Uluslararası Ceza Mahkemesi Statüsü'nün 7. Maddesinde işkence, insanlığa karşı cinayetin bariz örneği olarak zikredilerek söyle yazılıyor: “İşkence”, yasal yaptırımlardan kaynaklanan, kaza eseri ya da yaptırımın doğasından kaynaklanan acı ve ıstırap hariç olmak üzere, gözaltında bulunan veya sanığın gözetiminde bulunan bir kişinin, fiziksel ya da ruhsal olarak şiddetli acı veya ıstırap çekmesini bilerek sağlama anlamına gelir.Yine Uluslararası Ceza Mahkemesi Statüsü'nün 8. Maddesinde de işkencenin savaş suçlarının örneklerinden olduğu açıkça belirtilmiştir.

Bahreyn’de tanınan ve etkin aktivistlerin tutuklanma sürecinde işkence yasağı kuralları öyle açıkça ihlal edilmiştir ki hatta bazılarının şehadeti ile sonuçlanmıştır.  Resmi verilere göre 2011 yılında yaklaşık 3000 kişi Bahreyn’de hiçbir yasal tutuklama emri olmaksızın tutuklanmış ve yıl sonunda hala 700 kişinin tutukluluk durumu devam ediyordu.  Bahreyn insan hakları ve demokrasi için Barış Kurumu 2011 ile 2017 yılları arasında Bahreyn’de 15000 kişinin tutuklandığını duyurdu.  Al-ı Halife güvenlik güçleri sadece 23 Mayıs 2017 tarihinde 286 Bahreynli vatandaşı,  Bahreyn halkı kıyamının manevi lideri Şeyh İsa Kasım durumuna itirazdan dolayı tutukladı.

Bahreynli tutuklular arasında kadın erkek tüm yaş grupları, tüm mesleklerden ve eğitim seviyesinden insanlar, hiçbir yasal tutuklama emri bulunmaksızın ve sadece hükümet karşıtı barışçıl gösterilere katılmak suçundan tutuklanmıştır.  Halihazırda onlarca Bahreynli kadın ve çocuk Al-ı Halife hapishanelerinde bulunuyor.
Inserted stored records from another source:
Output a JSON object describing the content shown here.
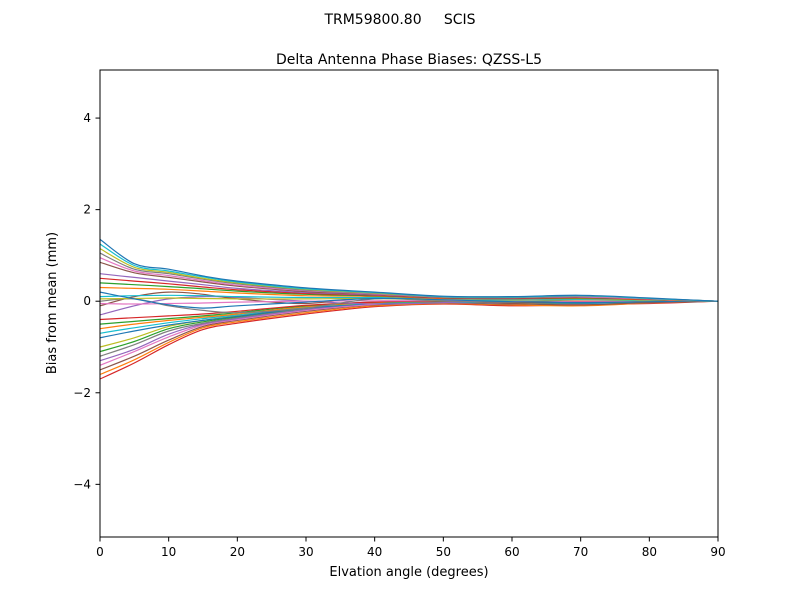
{
  "figure": {
    "background": "#ffffff",
    "spine_color": "#000000",
    "text_color": "#000000"
  },
  "chart_data": {
    "type": "line",
    "suptitle": "TRM59800.80     SCIS",
    "title": "Delta Antenna Phase Biases: QZSS-L5",
    "xlabel": "Elvation angle (degrees)",
    "ylabel": "Bias from mean (mm)",
    "xlim": [
      0,
      90
    ],
    "ylim": [
      -5.15,
      5.05
    ],
    "xticks": [
      0,
      10,
      20,
      30,
      40,
      50,
      60,
      70,
      80,
      90
    ],
    "yticks": [
      -4,
      -2,
      0,
      2,
      4
    ],
    "grid": false,
    "legend": "none",
    "x": [
      0,
      5,
      10,
      15,
      20,
      30,
      40,
      50,
      60,
      70,
      80,
      90
    ],
    "series": [
      {
        "name": "line-01",
        "color": "#d62728",
        "y": [
          -1.7,
          -1.35,
          -0.95,
          -0.62,
          -0.48,
          -0.28,
          -0.12,
          -0.06,
          -0.1,
          -0.08,
          -0.05,
          0
        ]
      },
      {
        "name": "line-02",
        "color": "#ff7f0e",
        "y": [
          -1.6,
          -1.28,
          -0.9,
          -0.58,
          -0.45,
          -0.25,
          -0.1,
          -0.05,
          -0.08,
          -0.1,
          -0.04,
          0
        ]
      },
      {
        "name": "line-03",
        "color": "#8c564b",
        "y": [
          -1.5,
          -1.2,
          -0.85,
          -0.55,
          -0.42,
          -0.22,
          -0.08,
          -0.04,
          -0.06,
          -0.05,
          -0.03,
          0
        ]
      },
      {
        "name": "line-04",
        "color": "#e377c2",
        "y": [
          -1.4,
          -1.1,
          -0.78,
          -0.52,
          -0.4,
          -0.2,
          -0.07,
          -0.03,
          -0.05,
          -0.07,
          -0.03,
          0
        ]
      },
      {
        "name": "line-05",
        "color": "#9467bd",
        "y": [
          -1.3,
          -1.05,
          -0.72,
          -0.5,
          -0.38,
          -0.18,
          -0.05,
          -0.02,
          -0.04,
          -0.05,
          -0.02,
          0
        ]
      },
      {
        "name": "line-06",
        "color": "#7f7f7f",
        "y": [
          -1.2,
          -0.95,
          -0.65,
          -0.48,
          -0.36,
          -0.16,
          -0.04,
          -0.02,
          -0.05,
          -0.04,
          -0.02,
          0
        ]
      },
      {
        "name": "line-07",
        "color": "#2ca02c",
        "y": [
          -1.1,
          -0.88,
          -0.6,
          -0.45,
          -0.34,
          -0.15,
          -0.03,
          -0.01,
          -0.03,
          -0.04,
          -0.02,
          0
        ]
      },
      {
        "name": "line-08",
        "color": "#bcbd22",
        "y": [
          -1.0,
          -0.8,
          -0.55,
          -0.42,
          -0.32,
          -0.14,
          -0.03,
          -0.01,
          -0.02,
          -0.03,
          -0.01,
          0
        ]
      },
      {
        "name": "line-09",
        "color": "#1f77b4",
        "y": [
          -0.8,
          -0.65,
          -0.52,
          -0.42,
          -0.33,
          -0.15,
          -0.05,
          -0.02,
          -0.04,
          -0.05,
          -0.02,
          0
        ]
      },
      {
        "name": "line-10",
        "color": "#17becf",
        "y": [
          -0.7,
          -0.58,
          -0.47,
          -0.38,
          -0.3,
          -0.13,
          -0.04,
          -0.02,
          -0.03,
          -0.04,
          -0.02,
          0
        ]
      },
      {
        "name": "line-11",
        "color": "#ff7f0e",
        "y": [
          -0.6,
          -0.5,
          -0.42,
          -0.35,
          -0.28,
          -0.12,
          -0.03,
          -0.01,
          -0.03,
          -0.03,
          -0.01,
          0
        ]
      },
      {
        "name": "line-12",
        "color": "#2ca02c",
        "y": [
          -0.5,
          -0.44,
          -0.38,
          -0.32,
          -0.25,
          -0.1,
          -0.02,
          -0.01,
          -0.02,
          -0.03,
          -0.01,
          0
        ]
      },
      {
        "name": "line-13",
        "color": "#d62728",
        "y": [
          -0.4,
          -0.36,
          -0.32,
          -0.28,
          -0.22,
          -0.09,
          -0.02,
          0.0,
          -0.02,
          -0.02,
          -0.01,
          0
        ]
      },
      {
        "name": "line-14",
        "color": "#9467bd",
        "y": [
          -0.3,
          -0.1,
          0.05,
          0.1,
          0.08,
          0.0,
          -0.06,
          -0.03,
          0.02,
          0.04,
          0.02,
          0
        ]
      },
      {
        "name": "line-15",
        "color": "#8c564b",
        "y": [
          -0.1,
          0.1,
          0.2,
          0.15,
          0.05,
          -0.05,
          0.1,
          0.02,
          -0.05,
          -0.08,
          -0.03,
          0
        ]
      },
      {
        "name": "line-16",
        "color": "#e377c2",
        "y": [
          -0.05,
          -0.06,
          -0.05,
          -0.04,
          -0.02,
          0.0,
          0.01,
          0.01,
          0.0,
          0.0,
          0.0,
          0
        ]
      },
      {
        "name": "line-17",
        "color": "#7f7f7f",
        "y": [
          0.0,
          0.05,
          -0.1,
          -0.2,
          -0.25,
          -0.15,
          0.05,
          0.0,
          -0.02,
          0.03,
          0.01,
          0
        ]
      },
      {
        "name": "line-18",
        "color": "#bcbd22",
        "y": [
          0.05,
          0.06,
          0.07,
          0.06,
          0.05,
          0.05,
          0.06,
          0.03,
          0.02,
          0.03,
          0.01,
          0
        ]
      },
      {
        "name": "line-19",
        "color": "#17becf",
        "y": [
          0.1,
          0.12,
          0.13,
          0.12,
          0.1,
          0.08,
          0.08,
          0.04,
          0.03,
          0.04,
          0.02,
          0
        ]
      },
      {
        "name": "line-20",
        "color": "#1f77b4",
        "y": [
          0.2,
          0.05,
          -0.08,
          -0.15,
          -0.1,
          -0.02,
          0.06,
          0.03,
          -0.01,
          -0.03,
          -0.01,
          0
        ]
      },
      {
        "name": "line-21",
        "color": "#ff7f0e",
        "y": [
          0.3,
          0.28,
          0.26,
          0.22,
          0.18,
          0.12,
          0.11,
          0.06,
          0.05,
          0.06,
          0.03,
          0
        ]
      },
      {
        "name": "line-22",
        "color": "#2ca02c",
        "y": [
          0.4,
          0.36,
          0.32,
          0.27,
          0.22,
          0.15,
          0.12,
          0.07,
          0.06,
          0.07,
          0.04,
          0
        ]
      },
      {
        "name": "line-23",
        "color": "#d62728",
        "y": [
          0.5,
          0.44,
          0.38,
          0.31,
          0.25,
          0.17,
          0.13,
          0.07,
          0.06,
          0.08,
          0.04,
          0
        ]
      },
      {
        "name": "line-24",
        "color": "#9467bd",
        "y": [
          0.6,
          0.52,
          0.44,
          0.36,
          0.28,
          0.19,
          0.14,
          0.08,
          0.07,
          0.09,
          0.05,
          0
        ]
      },
      {
        "name": "line-25",
        "color": "#8c564b",
        "y": [
          0.85,
          0.62,
          0.52,
          0.42,
          0.33,
          0.21,
          0.15,
          0.08,
          0.07,
          0.1,
          0.05,
          0
        ]
      },
      {
        "name": "line-26",
        "color": "#e377c2",
        "y": [
          0.95,
          0.66,
          0.56,
          0.45,
          0.35,
          0.23,
          0.16,
          0.09,
          0.08,
          0.1,
          0.05,
          0
        ]
      },
      {
        "name": "line-27",
        "color": "#7f7f7f",
        "y": [
          1.05,
          0.7,
          0.6,
          0.48,
          0.38,
          0.24,
          0.17,
          0.09,
          0.08,
          0.11,
          0.06,
          0
        ]
      },
      {
        "name": "line-28",
        "color": "#bcbd22",
        "y": [
          1.15,
          0.74,
          0.63,
          0.5,
          0.4,
          0.26,
          0.18,
          0.1,
          0.09,
          0.12,
          0.06,
          0
        ]
      },
      {
        "name": "line-29",
        "color": "#17becf",
        "y": [
          1.25,
          0.78,
          0.66,
          0.53,
          0.42,
          0.27,
          0.19,
          0.1,
          0.09,
          0.12,
          0.06,
          0
        ]
      },
      {
        "name": "line-30",
        "color": "#1f77b4",
        "y": [
          1.35,
          0.82,
          0.7,
          0.55,
          0.44,
          0.29,
          0.2,
          0.11,
          0.1,
          0.13,
          0.07,
          0
        ]
      }
    ]
  }
}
Birçok bağımsız gazeteci ve eleştiride bulunan siyasi derneklerin liderleri de tutuklanmıştır.  Bu arada birçok hukuki aktivist ve üniversite öğrencisi de Bahreyn rejimi tarafından geniş çaplı insan hakları ihlali ile ilgili raporlar yayınlama  suçundan hapishanede bulunuyor.  Bahreyn hükümeti tutuklu sayısı ile ilgili detaylı bilgi vermezken onların tutuklanma sebebini de açıklamıyor ve birçokları da aylarca hiçbir iddianame bulunmazken tutukluluk hali devam ediyor. Böylece mahkemeye çıkarılmadan kısa bir süre önce temelsiz belgelere dayanarak göstermelik suçlamalarla illegal hapis cezalarına çarptırılıyorlar.  Bu arada birçok doktor, öğretmen, sporcu, avukat, hukukçu ve siyasi parti liderleri de tek kişilik hücrelerde tutuluyorlar.

Bu arada birçok Bahreynli tutuklu, bilinmeyen yerlere intikal ettiriyorlar.  Fakat bağlayıcı olan uluslararası belgeler uyarınca bu cümleden Medeni ve Siyasi Haklara İlişkin Uluslararası Sözleşme'nin 9. Maddesi uyarınca iddianamesiz uzun süreli hapisler yasa dışıdır. Aynı maddenin 2. ve 3. Bentlerinde şöyle yazılıyor:  Herkesin kişi özgürlüğü ve güvenlik hakkı vardır. Hiç kimse keyfi olarak yakalanamaz veya tutuklanamaz. Hiç kimse kanunun tayin ettiği sebeplere ve usule uygun olmaksızın özgürlüğünden yoksun bırakılamaz. Tutuklanan herkese, tutuklandığı anda, tutuklanma nedenleri ve hakkında ileri sürülen iddialar derhal bildirilecektir.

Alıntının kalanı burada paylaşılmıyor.